The parallels are hard to miss, and the show doesn’t actually try to miss them.  I always think particularly of the episode in season 2, where the Clave starts to chip Downworlders in response to a serial killer targeting Shadowhunters.  It’s heavy handed, sure, but it hits hard when Maia talks about real world racism and how the Shadowhunters are supposed to be better than that.  It’s another episode where a main character is complicit in the institutional racism, and that gets called out too.
It’s not perfect, of course.  And I think Jace, in particular, ends up getting off scott free for things that he really shouldn’t.  (For example, kidnapping the werewolf girl and bringing her to Valentine makes him literally guilty of her murder under the law.)  But it’s something.
Another improvement from the books is in Alec and Magnus’s relationship.  For one thing, they’re a side couple in the books, given a handful of scenes here and there, but very much in the shadow of Clary and Jace’s drama.  Their plots have some seriously uncomfortable elements: the age difference, the way Magnus presses Alec to come out, Alec’s paranoia over Magnus’s sexuality and past experience, Alec’s plotting with Camille to remove Magnus’s immortality.  It’s a mess.
Now whether or not it’s a worse mess than Clary and Jace’s nonsense.  You got me.  But it wasn’t fun.
But even with the problems, Magnus and Alec meant something to a lot of fans.  And I think the show really delivers on that front.  Magnus and Alec go from being a side couple with a handful of scenes, to in many ways, being the pillar of the series.  The age difference is less of an issue (I mean, Magnus is still many times Alec’s age, but Alec is actually an adult in this version).  The biphobia is gone, and while Alec is occasionally intimidated by the difference in their experiences, it never turns into a critique of Magnus. 
Their conflicts and obstacles are much more compelling.  Alec’s initial coming out story was triumphant and the best part of season 1 to me.  The fact that Magnus is a Downworlder, and Alec is a Shadowhunter, with all that entails isn’t forgotten.  The romance, and Alec’s plot of overcoming his racism, are deeply intertwined.  And Magnus isn’t a bit part in the story either.  His plot, especially with regard to his self-identity and relationship to his magic, is just as important, if not more so, by the last season.

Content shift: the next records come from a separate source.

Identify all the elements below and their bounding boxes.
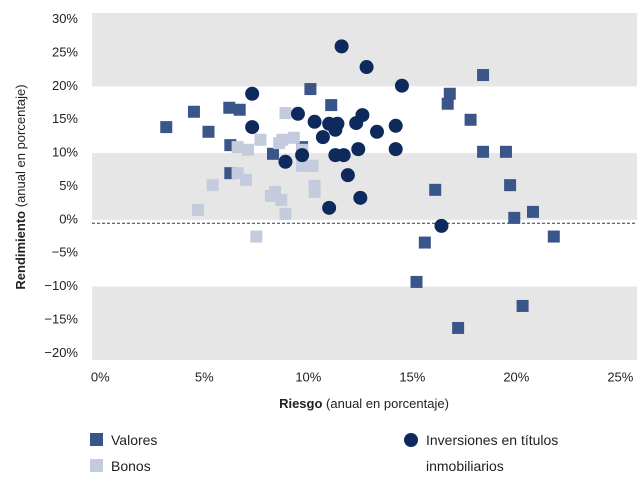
point	[275, 193, 288, 206]
point	[287, 131, 300, 144]
point	[206, 179, 219, 192]
point	[322, 200, 337, 215]
point	[308, 185, 321, 198]
point	[231, 141, 244, 154]
point	[279, 107, 292, 120]
y-axis-label: Rendimiento (anual en porcentaje)	[13, 84, 28, 289]
x-tick-label: 5%	[195, 369, 214, 384]
point	[160, 121, 173, 134]
point	[388, 118, 403, 133]
y-tick-label: 25%	[52, 44, 78, 59]
point	[410, 275, 423, 288]
x-tick-label: 20%	[503, 369, 529, 384]
point	[504, 179, 517, 192]
x-axis-label: Riesgo (anual en porcentaje)	[279, 396, 449, 411]
point	[192, 203, 205, 216]
legend-swatch	[404, 433, 418, 447]
point	[516, 299, 529, 312]
x-tick-label: 25%	[607, 369, 633, 384]
point	[477, 145, 490, 158]
y-tick-label: 15%	[52, 111, 78, 126]
point	[233, 103, 246, 116]
x-axis-label-bold: Riesgo	[279, 396, 322, 411]
point	[477, 69, 490, 82]
point	[526, 205, 539, 218]
y-axis-label-rest: (anual en porcentaje)	[13, 84, 28, 207]
point	[295, 148, 310, 163]
x-tick-label: 0%	[91, 369, 110, 384]
point	[306, 159, 319, 172]
y-tick-label: −5%	[52, 245, 79, 260]
point	[441, 97, 454, 110]
point	[296, 159, 309, 172]
point	[355, 108, 370, 123]
point	[273, 137, 286, 150]
point	[223, 101, 236, 114]
y-tick-label: 20%	[52, 78, 78, 93]
y-tick-label: 5%	[59, 178, 78, 193]
band	[92, 286, 637, 360]
x-axis-label-rest: (anual en porcentaje)	[326, 396, 449, 411]
legend-item: Inversiones en títulos inmobiliarios	[404, 427, 604, 479]
point	[278, 154, 293, 169]
point	[239, 173, 252, 186]
y-tick-label: 10%	[52, 145, 78, 160]
point	[388, 142, 403, 157]
legend-item: Valores	[90, 427, 330, 453]
point	[434, 218, 449, 233]
series	[245, 39, 449, 233]
point	[328, 122, 343, 137]
legend-swatch	[90, 459, 103, 472]
point	[307, 114, 322, 129]
point	[242, 143, 255, 156]
point	[290, 106, 305, 121]
point	[245, 86, 260, 101]
point	[202, 125, 215, 138]
band	[92, 153, 637, 220]
point	[334, 39, 349, 54]
point	[353, 190, 368, 205]
legend-swatch	[90, 433, 103, 446]
y-tick-label: 0%	[59, 211, 78, 226]
point	[351, 142, 366, 157]
point	[359, 60, 374, 75]
chart: Rendimiento (anual en porcentaje) Riesgo…	[13, 11, 637, 411]
point	[245, 120, 260, 135]
point	[508, 211, 521, 224]
point	[279, 207, 292, 220]
y-tick-label: −15%	[44, 311, 78, 326]
point	[340, 168, 355, 183]
point	[325, 99, 338, 112]
point	[464, 113, 477, 126]
legend-label: Bonos	[111, 458, 151, 474]
band	[92, 13, 637, 87]
point	[250, 230, 263, 243]
point	[304, 83, 317, 96]
x-tick-label: 10%	[295, 369, 321, 384]
point	[394, 78, 409, 93]
point	[369, 124, 384, 139]
x-tick-label: 15%	[399, 369, 425, 384]
plot-background	[92, 13, 637, 360]
point	[315, 130, 330, 145]
y-axis-label-bold: Rendimiento	[13, 211, 28, 290]
point	[418, 236, 431, 249]
point	[452, 321, 465, 334]
point	[499, 145, 512, 158]
y-tick-label: 30%	[52, 11, 78, 26]
point	[547, 230, 560, 243]
legend-label: Inversiones en títulos inmobiliarios	[426, 432, 559, 474]
point	[443, 87, 456, 100]
y-tick-label: −20%	[44, 345, 78, 360]
legend-label: Valores	[111, 432, 158, 448]
legend-item: Bonos	[90, 453, 330, 479]
point	[254, 133, 267, 146]
point	[266, 147, 279, 160]
y-tick-label: −10%	[44, 278, 78, 293]
point	[264, 189, 277, 202]
point	[336, 148, 351, 163]
point	[429, 183, 442, 196]
point	[187, 105, 200, 118]
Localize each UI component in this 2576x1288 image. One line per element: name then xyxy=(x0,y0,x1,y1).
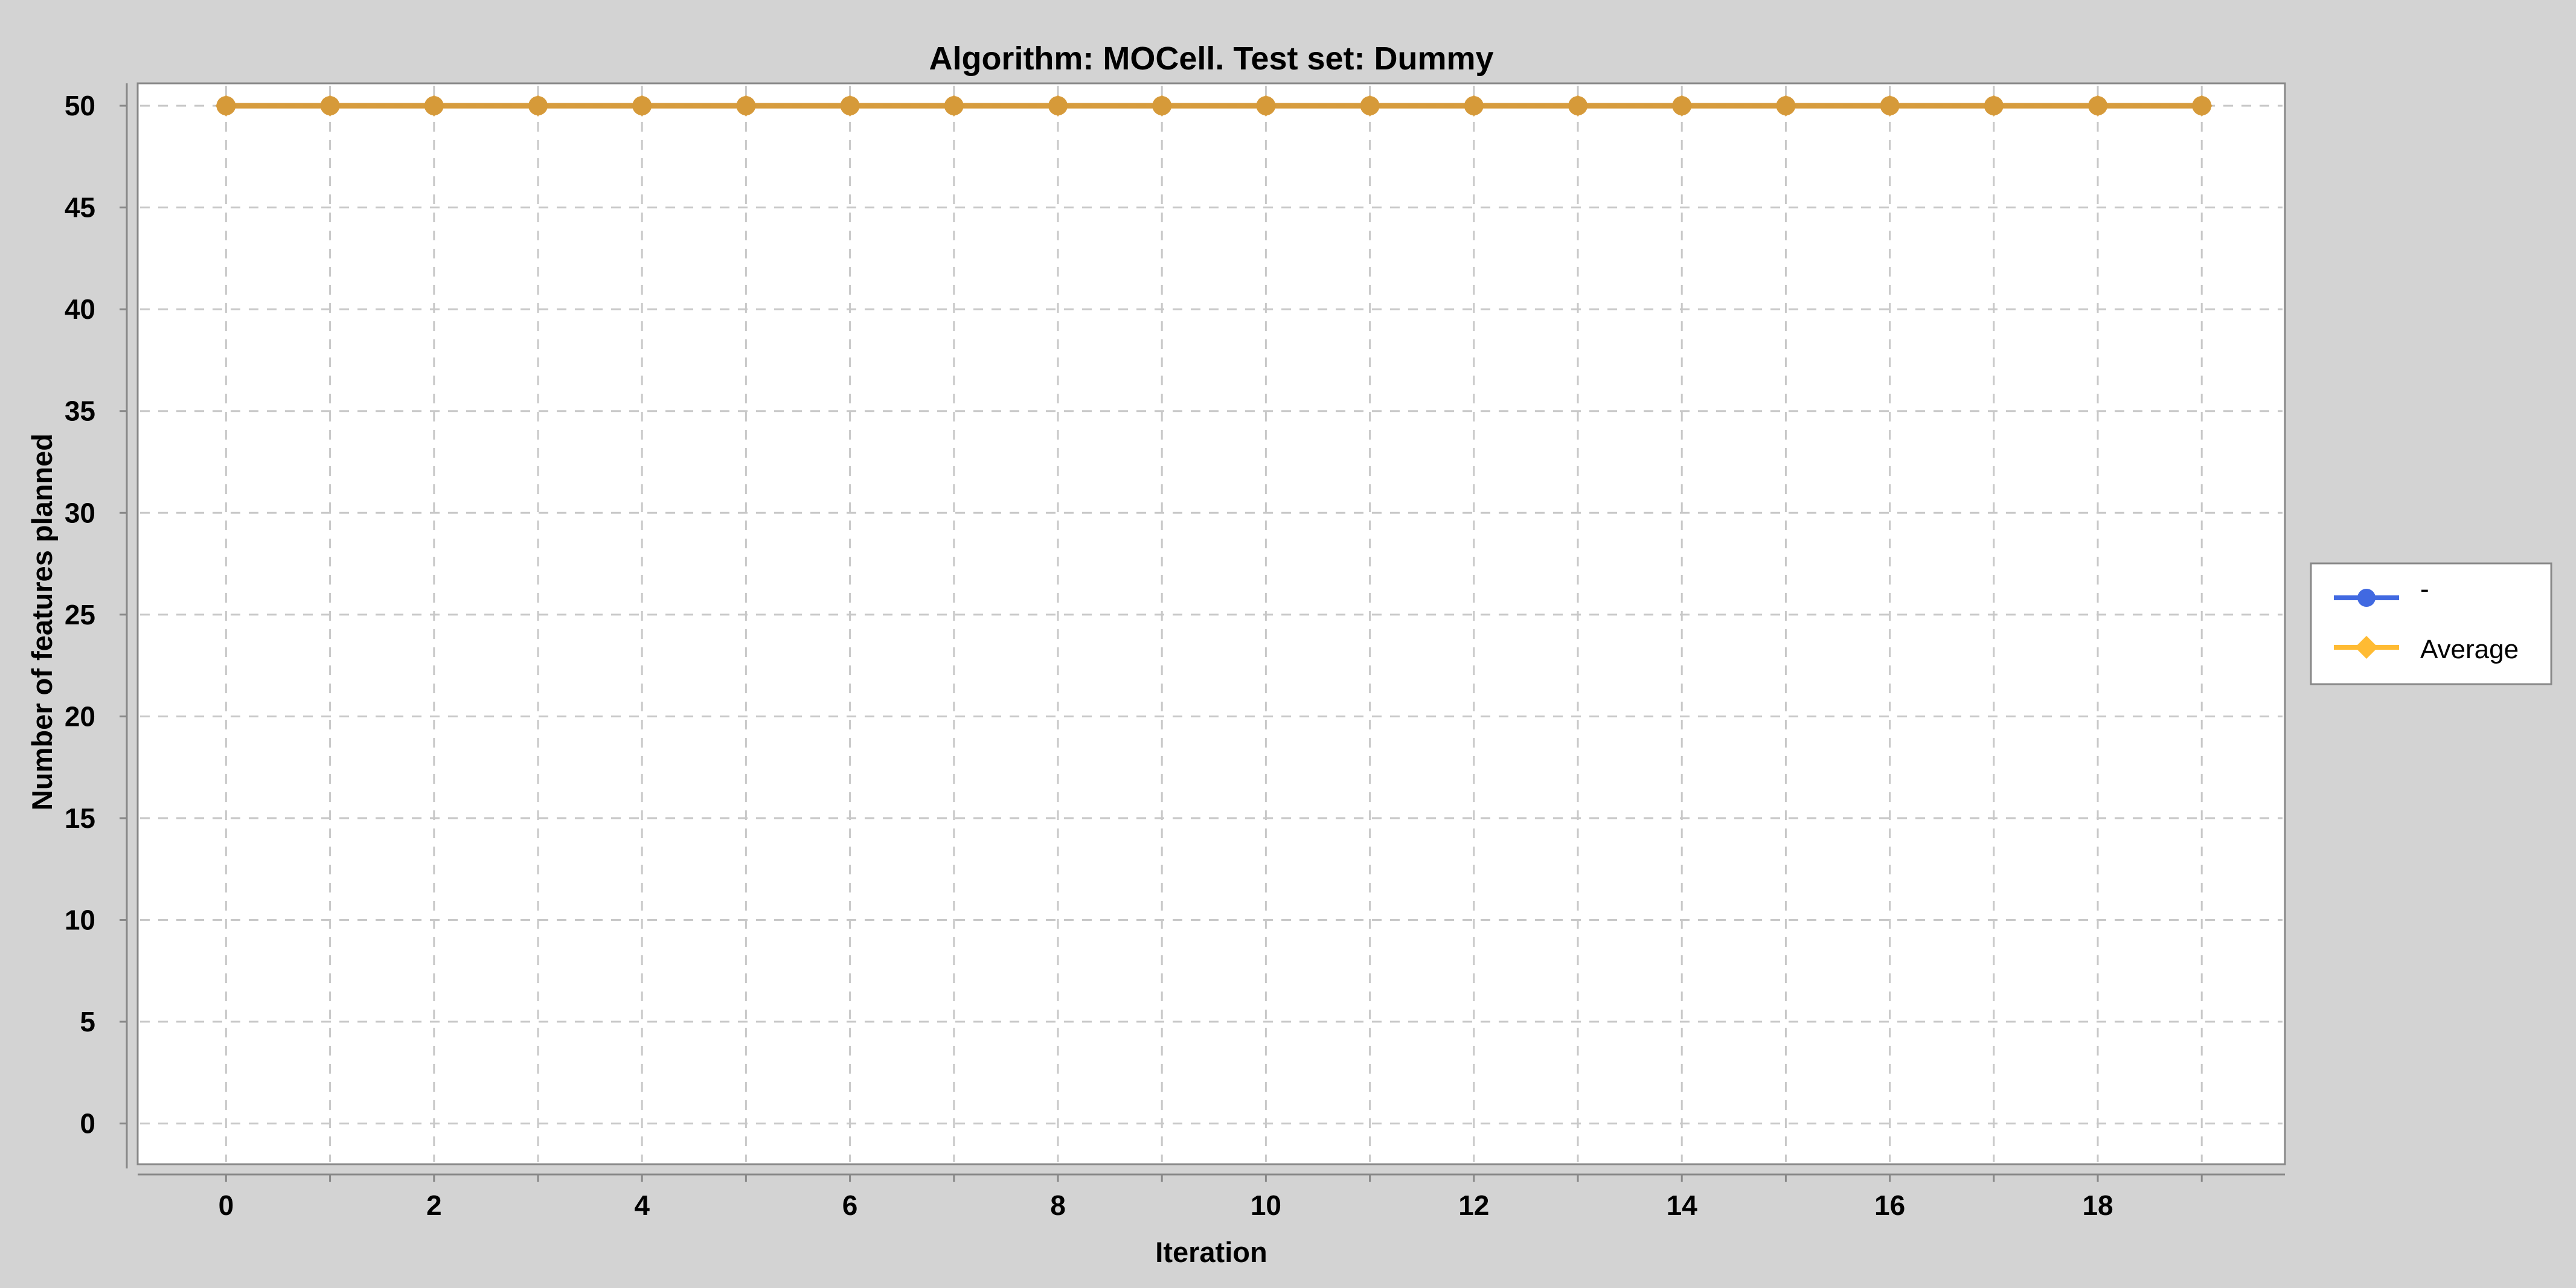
series-2-point xyxy=(735,95,757,117)
series-2-point xyxy=(319,95,341,117)
y-tick-label: 0 xyxy=(80,1108,95,1139)
chart-title: Algorithm: MOCell. Test set: Dummy xyxy=(929,40,1493,77)
series-2-point xyxy=(631,95,653,117)
x-axis-label: Iteration xyxy=(1155,1236,1267,1268)
x-tick-label: 16 xyxy=(1874,1190,1905,1221)
y-axis-ticks: 0 5 10 15 20 25 30 35 40 45 50 xyxy=(65,90,127,1139)
series-2-point xyxy=(839,95,861,117)
series-2-point xyxy=(423,95,445,117)
y-tick-label: 30 xyxy=(65,497,95,528)
x-axis-ticks: 0 2 4 6 8 10 12 14 16 18 xyxy=(219,1174,2203,1221)
x-tick-label: 10 xyxy=(1251,1190,1281,1221)
y-tick-label: 40 xyxy=(65,293,95,325)
y-tick-label: 50 xyxy=(65,90,95,121)
y-tick-label: 25 xyxy=(65,599,95,630)
series-2-point xyxy=(1463,95,1485,117)
series-2-point xyxy=(1879,95,1901,117)
legend: - Average xyxy=(2310,562,2552,685)
x-tick-label: 2 xyxy=(426,1190,442,1221)
series-2-point xyxy=(1047,95,1069,117)
x-tick-label: 4 xyxy=(634,1190,650,1221)
series-2-point xyxy=(1151,95,1173,117)
series-2-point xyxy=(1567,95,1589,117)
x-tick-label: 0 xyxy=(219,1190,234,1221)
plot-area xyxy=(136,82,2286,1165)
legend-label-series-2: Average xyxy=(2420,635,2519,664)
y-tick-label: 35 xyxy=(65,396,95,427)
x-tick-label: 8 xyxy=(1050,1190,1066,1221)
grid xyxy=(140,86,2283,1162)
legend-label-series-1: - xyxy=(2420,574,2429,604)
series-2-point xyxy=(1982,95,2005,117)
series-2-point xyxy=(1255,95,1277,117)
y-tick-label: 10 xyxy=(65,904,95,935)
series-2-point xyxy=(1359,95,1381,117)
y-tick-label: 15 xyxy=(65,803,95,834)
series-layer xyxy=(215,95,2213,117)
series-2-point xyxy=(1775,95,1797,117)
series-2-point xyxy=(215,95,237,117)
series-2-point xyxy=(943,95,965,117)
y-tick-label: 5 xyxy=(80,1006,95,1037)
legend-marker-series-2 xyxy=(2355,636,2378,659)
x-tick-label: 12 xyxy=(1458,1190,1489,1221)
series-2-point xyxy=(1671,95,1693,117)
series-2-point xyxy=(2087,95,2109,117)
x-tick-label: 18 xyxy=(2082,1190,2113,1221)
x-tick-label: 6 xyxy=(842,1190,858,1221)
y-tick-label: 45 xyxy=(65,192,95,223)
legend-box xyxy=(2310,562,2552,685)
y-tick-label: 20 xyxy=(65,700,95,732)
series-2-point xyxy=(2191,95,2213,117)
legend-marker-series-1 xyxy=(2357,589,2376,607)
x-tick-label: 14 xyxy=(1667,1190,1698,1221)
series-2-point xyxy=(527,95,549,117)
y-axis-label: Number of features planned xyxy=(26,434,58,810)
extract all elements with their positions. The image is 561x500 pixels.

The weakest part of the series for me was when they were more faithful to the books, but I thought the show did a good job of refocusing later season events on Clary rather than Jace.  One of the things that annoyed me about book and the early part of the series is that, as soon as we had Jace’s (not) parentage reveal, he seemed to end up with 90% of the focus in any of the family drama.  Clary discovers her long lost father is a genocidal maniac, but Jace was raised by the man so it gets more focus.  The dynamic between Jace and Jonathan had a lot more focus in the books too.  Sometimes it seemed like the story forgot that Clary also had a family stake in more than just her mother.  So I was really happy when the show started digging into Clary’s identity as a Morgenstern, and went the route of linking her to Jonathan.  (Even if I could definitely do without incestuous overtones.)  Jace, as a character, tends to work better when he isn’t the center focus, in my opinion.  Or at least when the focus is shared, and he gets to react and take part in other characters’ plotlines.
You’ll occasionally see this sort of deconstruction in fanfiction (when it’s not a joyous celebration of unlikely characters banging - not that there’s anything wrong with that), but rarely to this extent, and certainly never with this kind of budget.  The idea of a “Shadowhunters style deconstruction” is a really interesting thought exercise to apply to all sorts of media that has both enjoyable and problematic elements.